One solution is to estimate degrees of freedom to get p-values. SAS/SPSS uses Satterthwaite approximations. There are also Kenward-Roger approximations (see Westfall, Kenny, & Judd, 2014). Either are acceptable. Making a number of assumptions, these outputs will mirror the results of a traditional ANOVA fairly closely.
install.packages(“lmerTest”)
This is a mixed model add-on package to calculate p-values based on a certain set of assumptions. Each ddf is a different method of attaining p-values, so you can choose which to run. I give you three examples below. you will need to refit the models with the package lmerTest
installed and loaded.
library(lmerTest)
The.Model.2<-lmer(Happiness ~ Friends.C + GPA.C
+(1+Friends.C|School),
data=All.Schools.Data, REML = FALSE)
summary(The.Model.2,ddf = "lme4")
## Linear mixed model fit by maximum likelihood ['lmerMod']
## Formula: Happiness ~ Friends.C + GPA.C + (1 + Friends.C | School)
## Data: All.Schools.Data
##
## AIC BIC logLik deviance df.resid
## 4438.4 4469.2 -2212.2 4424.4 593
##
## Scaled residuals:
## Min 1Q Median 3Q Max
## -3.6347 -0.6060 0.0229 0.6675 3.7765
##
## Random effects:
## Groups Name Variance Std.Dev. Corr
## School (Intercept) 42.14 6.492
## Friends.C 17.94 4.235 0.51
## Residual 86.37 9.294
## Number of obs: 600, groups: School, 6
##
## Fixed effects:
## Estimate Std. Error t value
## (Intercept) 75.3044 2.7888 27.003
## Friends.C 2.1566 1.7431 1.237
## GPA.C 0.4235 0.4271 0.991
##
## Correlation of Fixed Effects:
## (Intr) Frnd.C
## Friends.C 0.454
## GPA.C 0.002 0.001
summary(The.Model.2, ddf = "Satterthwaite") # SAS method
## Linear mixed model fit by maximum likelihood t-tests use Satterthwaite
## approximations to degrees of freedom [lmerMod]
## Formula: Happiness ~ Friends.C + GPA.C + (1 + Friends.C | School)
## Data: All.Schools.Data
##
## AIC BIC logLik deviance df.resid
## 4438.4 4469.2 -2212.2 4424.4 593
##
## Scaled residuals:
## Min 1Q Median 3Q Max
## -3.6347 -0.6060 0.0229 0.6675 3.7765
##
## Random effects:
## Groups Name Variance Std.Dev. Corr
## School (Intercept) 42.14 6.492
## Friends.C 17.94 4.235 0.51
## Residual 86.37 9.294
## Number of obs: 600, groups: School, 6
##
## Fixed effects:
## Estimate Std. Error df t value Pr(>|t|)

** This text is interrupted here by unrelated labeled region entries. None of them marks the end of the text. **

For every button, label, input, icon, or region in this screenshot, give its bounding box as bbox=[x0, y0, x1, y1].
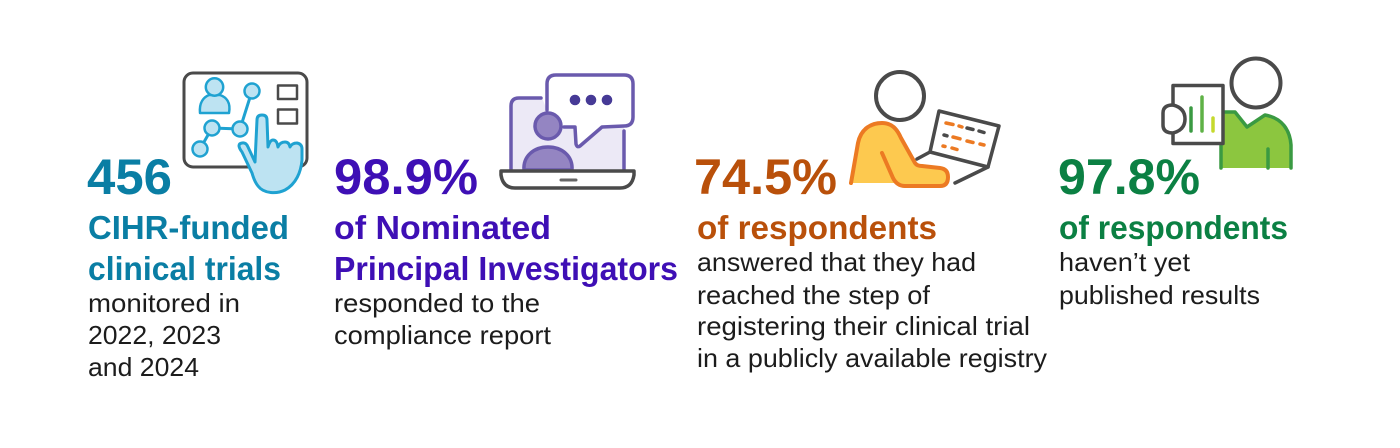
statistic: 98.9%: 98.9% bbox=[334, 149, 478, 205]
text: monitored years: monitored in bbox=[88, 288, 240, 318]
panel: respondents not yet published bbox=[1058, 58, 1291, 310]
text: monitored years: 2022, 2023 bbox=[88, 320, 221, 350]
text: responded to the compliance report: responded to the bbox=[334, 288, 540, 318]
heading: of Nominated Principal Investigators: Principal Investigators bbox=[334, 250, 678, 287]
text: haven't yet published results: haven’t yet bbox=[1059, 247, 1191, 277]
statistic: 97.8%: 97.8% bbox=[1058, 149, 1200, 205]
icon: person with chart tablet bbox=[1163, 58, 1291, 168]
heading: of Nominated Principal Investigators bbox=[334, 209, 678, 287]
text: monitored years bbox=[88, 288, 240, 382]
text: responded to the compliance report: compliance report bbox=[334, 320, 552, 350]
text: registering clinical trial: reached the step of bbox=[697, 280, 931, 310]
heading: of respondents: of respondents bbox=[1059, 209, 1288, 246]
panel: clinical trials monitored bbox=[87, 73, 307, 382]
statistic: 74.5%: 74.5% bbox=[694, 149, 837, 205]
text: monitored years: and 2024 bbox=[88, 352, 199, 382]
text: registering clinical trial: answered that they had bbox=[697, 247, 976, 277]
text: registering clinical trial: registering their clinical trial bbox=[697, 311, 1030, 341]
text: haven't yet published results: published results bbox=[1059, 280, 1260, 310]
icon: touch screen network bbox=[184, 73, 307, 193]
text: registering clinical trial bbox=[697, 247, 1047, 373]
panel: respondents registered bbox=[694, 72, 1047, 373]
heading: of Nominated Principal Investigators: of Nominated bbox=[334, 209, 551, 246]
icon: person at laptop bbox=[851, 72, 999, 186]
text: responded to the compliance report bbox=[334, 288, 552, 350]
heading: CIHR-funded clinical trials bbox=[88, 209, 289, 287]
panel: nominated principal investigators bbox=[334, 75, 678, 350]
icon: laptop video call bbox=[501, 75, 634, 188]
heading: CIHR-funded clinical trials: CIHR-funded bbox=[88, 209, 289, 246]
heading: CIHR-funded clinical trials: clinical trials bbox=[88, 250, 281, 287]
heading: of respondents: of respondents bbox=[697, 209, 937, 246]
text: haven't yet published results bbox=[1059, 247, 1260, 310]
text: registering clinical trial: in a publicly available registry bbox=[697, 343, 1047, 373]
statistic: 456: 456 bbox=[87, 149, 172, 205]
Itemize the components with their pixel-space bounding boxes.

## (Intercept) 75.3044 2.7888 6.0000 27.003 1.55e-07 ***
## Friends.C 2.1566 1.7431 6.0000 1.237 0.262
## GPA.C 0.4235 0.4271 588.8000 0.991 0.322
## ---
## Signif. codes: 0 '***' 0.001 '**' 0.01 '*' 0.05 '.' 0.1 ' ' 1
##
## Correlation of Fixed Effects:
## (Intr) Frnd.C
## Friends.C 0.454
## GPA.C 0.002 0.001
If you want to report main effects and interactions instead of slopes, you might convert your mixed model into an ANOVA.

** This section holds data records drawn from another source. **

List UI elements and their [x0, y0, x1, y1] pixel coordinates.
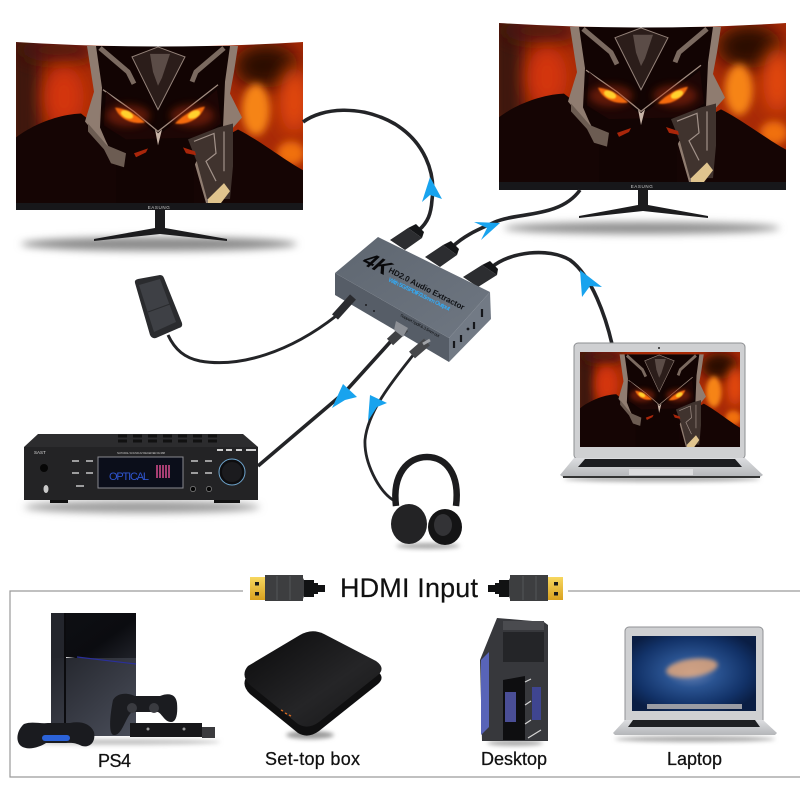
label 4K: 4K — [356, 249, 399, 279]
amplifier shadow — [24, 501, 260, 513]
headphones — [391, 457, 462, 549]
monitor screen — [16, 42, 303, 203]
monitor stand — [579, 188, 708, 218]
right ear cushion — [434, 514, 452, 536]
amplifier front — [24, 447, 258, 500]
amplifier — [24, 434, 260, 513]
cable: extractor to amplifier — [258, 340, 392, 466]
icon: power adapter — [135, 275, 182, 338]
right ear cup — [428, 509, 462, 545]
monitor shadow — [504, 222, 780, 234]
ps4 camera stand — [202, 727, 215, 738]
audio plug: optical — [390, 321, 408, 342]
laptop screen — [580, 352, 740, 447]
hdmi plug: left monitor — [390, 224, 424, 250]
laptop galaxy screen — [632, 636, 756, 711]
laptop trackpad — [629, 469, 693, 475]
device: PS4 — [17, 613, 220, 748]
laptop base — [613, 720, 777, 735]
amplifier power button — [40, 464, 48, 472]
tower front grille — [503, 632, 544, 662]
device side ports — [454, 309, 482, 348]
heading: HDMI Input: HDMI Input — [340, 573, 478, 603]
laptop dock — [647, 704, 742, 709]
frame: HDMI input section — [10, 591, 800, 777]
amplifier model line: NATURAL SOUND AV RECEIVER AV-388 — [117, 451, 165, 455]
label product name: HD2.0 Audio Extractor — [387, 266, 466, 312]
laptop bottom edge — [563, 476, 760, 478]
ps4 upper body — [65, 613, 136, 664]
monitor brand: EASUNG — [148, 205, 170, 210]
arrow: to left monitor — [422, 177, 442, 202]
monitor bezel — [16, 203, 303, 210]
left ear cup — [391, 504, 427, 544]
laptop lid — [625, 627, 763, 725]
ps4 controller light — [42, 735, 70, 741]
galaxy core — [665, 655, 719, 681]
tower lower dark panel — [503, 676, 525, 740]
cable: extractor to headphones — [365, 354, 414, 500]
amplifier bluetooth icon — [44, 485, 48, 493]
device: desktop tower — [480, 618, 548, 746]
laptop base — [560, 458, 763, 477]
tower front window left — [505, 692, 516, 722]
monitor screen — [499, 23, 786, 182]
label feature line: With 5G/SPDIF/3.5mm Output — [387, 277, 451, 313]
tower body — [480, 618, 548, 741]
laptop lid — [574, 343, 745, 459]
device side hole — [467, 328, 469, 330]
amplifier level bars — [157, 465, 169, 478]
label: Laptop: Laptop — [667, 749, 722, 769]
laptop shadow — [564, 476, 760, 482]
label: PS4: PS4 — [98, 751, 131, 771]
cable: laptop to extractor — [492, 253, 612, 344]
amplifier brand: SAST — [34, 450, 46, 455]
audio plug: 3.5mm — [412, 340, 430, 355]
icon: HDMI connector right — [488, 575, 563, 601]
ps4 back controller sticks — [127, 703, 159, 713]
icon: HDMI connector left — [250, 575, 325, 601]
ps4 camera — [130, 723, 202, 737]
ps4 shadow — [20, 739, 220, 745]
amplifier display — [98, 457, 183, 488]
power plug — [335, 297, 353, 317]
amplifier top — [24, 434, 258, 447]
monitor brand: EASUNG — [631, 184, 653, 189]
amplifier badges — [217, 449, 256, 451]
headphone shadow — [396, 543, 460, 549]
arrow: to right monitor — [474, 222, 500, 240]
headband — [395, 457, 457, 506]
box leds — [281, 710, 291, 716]
label: Set-top box: Set-top box — [265, 749, 360, 769]
amplifier jacks — [190, 486, 212, 492]
ps4 back controller — [110, 694, 177, 735]
cable: power adapter to extractor — [168, 316, 336, 363]
amplifier display text: OPTICAL — [109, 471, 149, 483]
monitor bezel — [499, 182, 786, 190]
box shadow — [286, 731, 334, 739]
hdmi plug: laptop — [463, 261, 498, 287]
tower top bay — [503, 621, 544, 630]
ps4 camera lenses — [146, 728, 186, 730]
laptop shadow — [615, 736, 775, 742]
device front panel — [335, 273, 449, 362]
device side panel — [449, 292, 491, 362]
right monitor — [489, 13, 791, 234]
device front dots — [365, 305, 375, 311]
cable: right monitor to extractor — [452, 190, 580, 247]
amplifier knob — [219, 459, 245, 485]
left monitor — [6, 32, 308, 251]
extractor device — [335, 237, 491, 362]
tower front window right — [532, 687, 541, 720]
device: set-top box — [244, 631, 382, 739]
monitor shadow — [21, 237, 297, 251]
hdmi plug: right monitor — [425, 241, 459, 267]
ps4 lower body — [51, 658, 136, 736]
tower shadow — [487, 740, 543, 746]
label: Desktop: Desktop — [481, 749, 547, 769]
laptop camera — [658, 347, 660, 349]
ps4 blue light — [77, 657, 136, 664]
ps4 groove — [64, 613, 66, 735]
box side — [244, 640, 382, 736]
laptop — [560, 343, 763, 482]
laptop keyboard — [628, 720, 760, 727]
monitor stand — [94, 208, 227, 241]
amplifier feet — [50, 499, 240, 503]
label support line: Support Spdif & 3.5mm out — [400, 313, 441, 339]
device top face — [335, 237, 490, 338]
arrow: to headphones — [368, 395, 387, 421]
box top — [244, 631, 382, 727]
arrow: from laptop — [580, 270, 602, 297]
amplifier vents — [118, 436, 217, 441]
tower side window — [481, 652, 489, 735]
amplifier buttons — [72, 461, 212, 486]
tower trim — [525, 679, 541, 738]
ps4 front controller — [17, 722, 94, 748]
laptop keyboard — [578, 459, 742, 467]
device: laptop — [613, 627, 777, 742]
cable: left monitor to extractor — [303, 110, 433, 230]
arrow: to amplifier — [332, 384, 357, 408]
ps4 left strip — [51, 613, 65, 658]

anova(The.Model.2,ddf = "Kenward-Roger") # Kenny et al suggested method
## Analysis of Variance Table of type III with Kenward-Roger
## approximation for degrees of freedom
## Sum Sq Mean Sq NumDF DenDF F.value Pr(>F)
## Friends.C 108.798 108.798 1 5.00 1.2596 0.3127
## GPA.C 83.824 83.824 1 587.57 0.9705 0.3250
Huta, V. (2014). When to use hierarchical linear modeling. The Quantitative Methods for Psychology, 10(1): 13- 28.
Westfall, J., Kenny, D. A., & Judd, C. M. (2014). Statistical power and optimal design in experiments in which samples of participants respond to samples of stimuli. Journal of Experimental Psychology: General, 143(5), 2020-2045.
Woltman, H., Feldstain, A., MacKay, J. C., & Rocchi, M. (2012). An introduction to hierarchical linear modeling. Tutorials in Quantitative Methods for Psychology, 8(1): 52-69.